The errors in test results stem from two broad sources. First, random differences occur across classrooms in unmeasured factors that affect test scores, such as student abilities, background factors, and other student-level influences. Second, idiosyncratic unmeasured factors that affect all students in specific classrooms, such as a noisy heater, a barking dog on the test day or a particularly disruptive student in the class. As both sources of error are transitory, they are directly reflected in the amount of year-to-year volatility in a given teacher’s or school’s performance estimates.
The report cites existing research that has consistently found that teacher- and school-level averages of student test score gains can be quite unstable over time. Studies have found only moderate year-to-year correlations in the value-added estimates of individual teachers.
As a result, there are significant annual changes in teacher rankings based on value-added estimates. Studies from a wide set of school districts and states in the United States have found that one-half to two-thirds of teachers in the top quintile or quartile of performance from a particular year drop below that category in the subsequent year.
Such error rates will cause havoc for schemes to reward good teachers based on value added measures. Some successful teachers will receive low ratings and not receive bonuses while some unsuccessful teachers will receive high ratings and cash bonuses. Teachers can be found to be highly effective one year, but less effective in the following year simply because of statistical error. Teachers assigned to more difficult classrooms could be denied bonuses while teachers given less difficult classes are rewarded.

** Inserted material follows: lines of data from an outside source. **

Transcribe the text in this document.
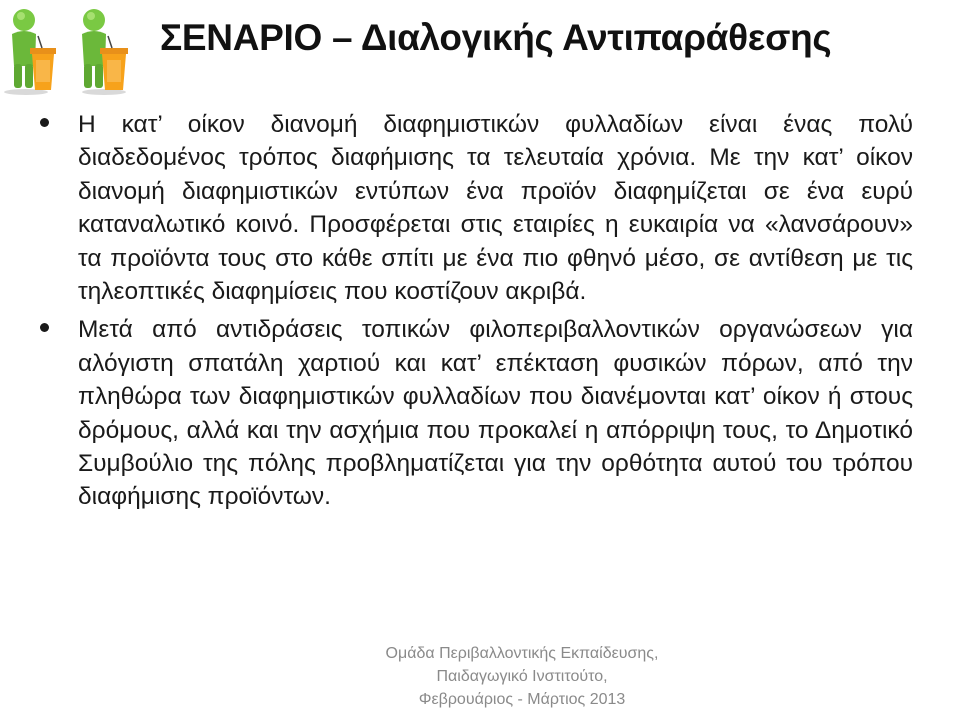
ΣΕΝΑΡΙΟ – Διαλογικής Αντιπαράθεσης
Η κατ’ οίκον διανομή διαφημιστικών φυλλαδίων είναι ένας πολύ διαδεδομένος τρόπος διαφήμισης τα τελευταία χρόνια. Με την κατ’ οίκον διανομή διαφημιστικών εντύπων ένα προϊόν διαφημίζεται σε ένα ευρύ καταναλωτικό κοινό. Προσφέρεται στις εταιρίες η ευκαιρία να «λανσάρουν» τα προϊόντα τους στο κάθε σπίτι με ένα πιο φθηνό μέσο, σε αντίθεση με τις τηλεοπτικές διαφημίσεις που κοστίζουν ακριβά.
Μετά από αντιδράσεις τοπικών φιλοπεριβαλλοντικών οργανώσεων για αλόγιστη σπατάλη χαρτιού και κατ’ επέκταση φυσικών πόρων, από την πληθώρα των διαφημιστικών φυλλαδίων που διανέμονται κατ’ οίκον ή στους δρόμους, αλλά και την ασχήμια που προκαλεί η απόρριψη τους, το Δημοτικό Συμβούλιο της πόλης προβληματίζεται για την ορθότητα αυτού του τρόπου διαφήμισης προϊόντων.
Ομάδα Περιβαλλοντικής Εκπαίδευσης,
Παιδαγωγικό Ινστιτούτο,
Φεβρουάριος - Μάρτιος 2013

In effect, some teachers will be rewarded and others overlooked on the roll of a dice.
Who receives bonus payments will quickly come under scrutiny. Erroneous identification of some teachers as high performing while others are overlooked will be apparent in schools and seen as unfair. Inevitably, such unfairness in ratings and rewards will undermine teacher morale, co-operation and collaboration in schools and everyone will suffer the consequences.
The collateral damage could be even greater. Once bonus payments are made to teachers on the basis of gains in student achievement, the next step will be to use it to determine tenure, and even dismissal. The error rates identified in the NCEE report will inevitably mean that good teachers will be dismissed.

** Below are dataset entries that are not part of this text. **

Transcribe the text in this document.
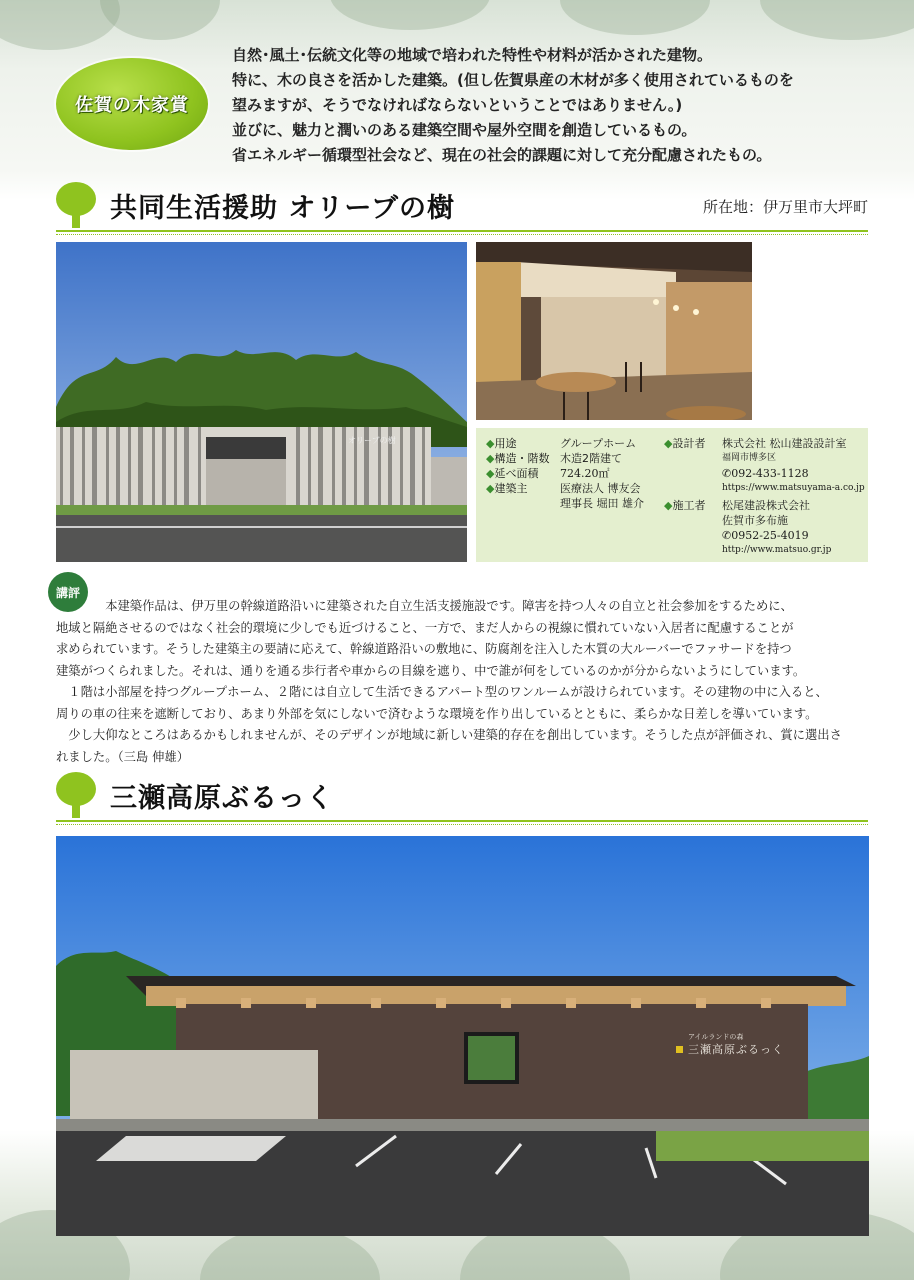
佐賀の木家賞

自然･風土･伝統文化等の地域で培われた特性や材料が活かされた建物。

特に、木の良さを活かした建築。(但し佐賀県産の木材が多く使用されているものを

望みますが、そうでなければならないということではありません。)

並びに、魅力と潤いのある建築空間や屋外空間を創造しているもの。

省エネルギー循環型社会など、現在の社会的課題に対して充分配慮されたもの。

共同生活援助 オリーブの樹	所在地：伊万里市大坪町
オリーブの樹
◆	用途	グループホーム
◆ 構造・階数 木造2階建て
◆ 延べ面積	724.20㎡
◆ 建築主	医療法人 博友会
理事長 堀田 雄介
◆ 設計者	株式会社 松山建設設計室
福岡市博多区
✆ 092-433-1128
https://www.matsuyama-a.co.jp
◆ 施工者	松尾建設株式会社
佐賀市多布施
✆ 0952-25-4019
http://www.matsuo.gr.jp
講評

　　　　本建築作品は、伊万里の幹線道路沿いに建築された自立生活支援施設です。障害を持つ人々の自立と社会参加をするために、

地域と隔絶させるのではなく社会的環境に少しでも近づけること、一方で、まだ人からの視線に慣れていない入居者に配慮することが

求められています。そうした建築主の要請に応えて、幹線道路沿いの敷地に、防腐剤を注入した木質の大ルーバーでファサードを持つ

建築がつくられました。それは、通りを通る歩行者や車からの目線を遮り、中で誰が何をしているのかが分からないようにしています。

　１階は小部屋を持つグループホーム、２階には自立して生活できるアパート型のワンルームが設けられています。その建物の中に入ると、

周りの車の往来を遮断しており、あまり外部を気にしないで済むような環境を作り出しているとともに、柔らかな日差しを導いています。

　少し大仰なところはあるかもしれませんが、そのデザインが地域に新しい建築的存在を創出しています。そうした点が評価され、賞に選出さ

れました。（三島 伸雄）

三瀬高原ぶるっく
アイルランドの森
三瀬高原ぶるっく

It means that the teaching profession could come to be one in which teachers get fired for reasons that are, quite literally, random. Over time, both students and teachers will suffer as will the whole education system. After all, who would want to pursue a career in such a system?
“Value added” measurement of teacher and school performance is seen by many as a rigorous way to assess teacher and school performance. The new report demonstrates that identifying high performing teachers and schools for bonus payments requires a high level of precision which is beyond what “value added” analysis can deliver. The error rates identified make it clear that value-added models are not ready to shoulder the identification burden that many people think they can.
The report says that the error rates it examined are a key factor to be considered in designing and applying performance measures based on value-added models:
These results strongly support the notion that policymakers must carefully consider system error rates in designing and implementing teacher performance measurement systems based on value-added models, especially when using these estimates to make high-stakes decisions regarding teachers (such as tenure and firing decisions). [p.35]
It adds weight to a report by the US National Research Council published last year which cautioned against prematurely promoting the use of value-added approaches to reward or punish teachers. It said that too little is known about the accuracy of these methods to base high-stakes decisions on them.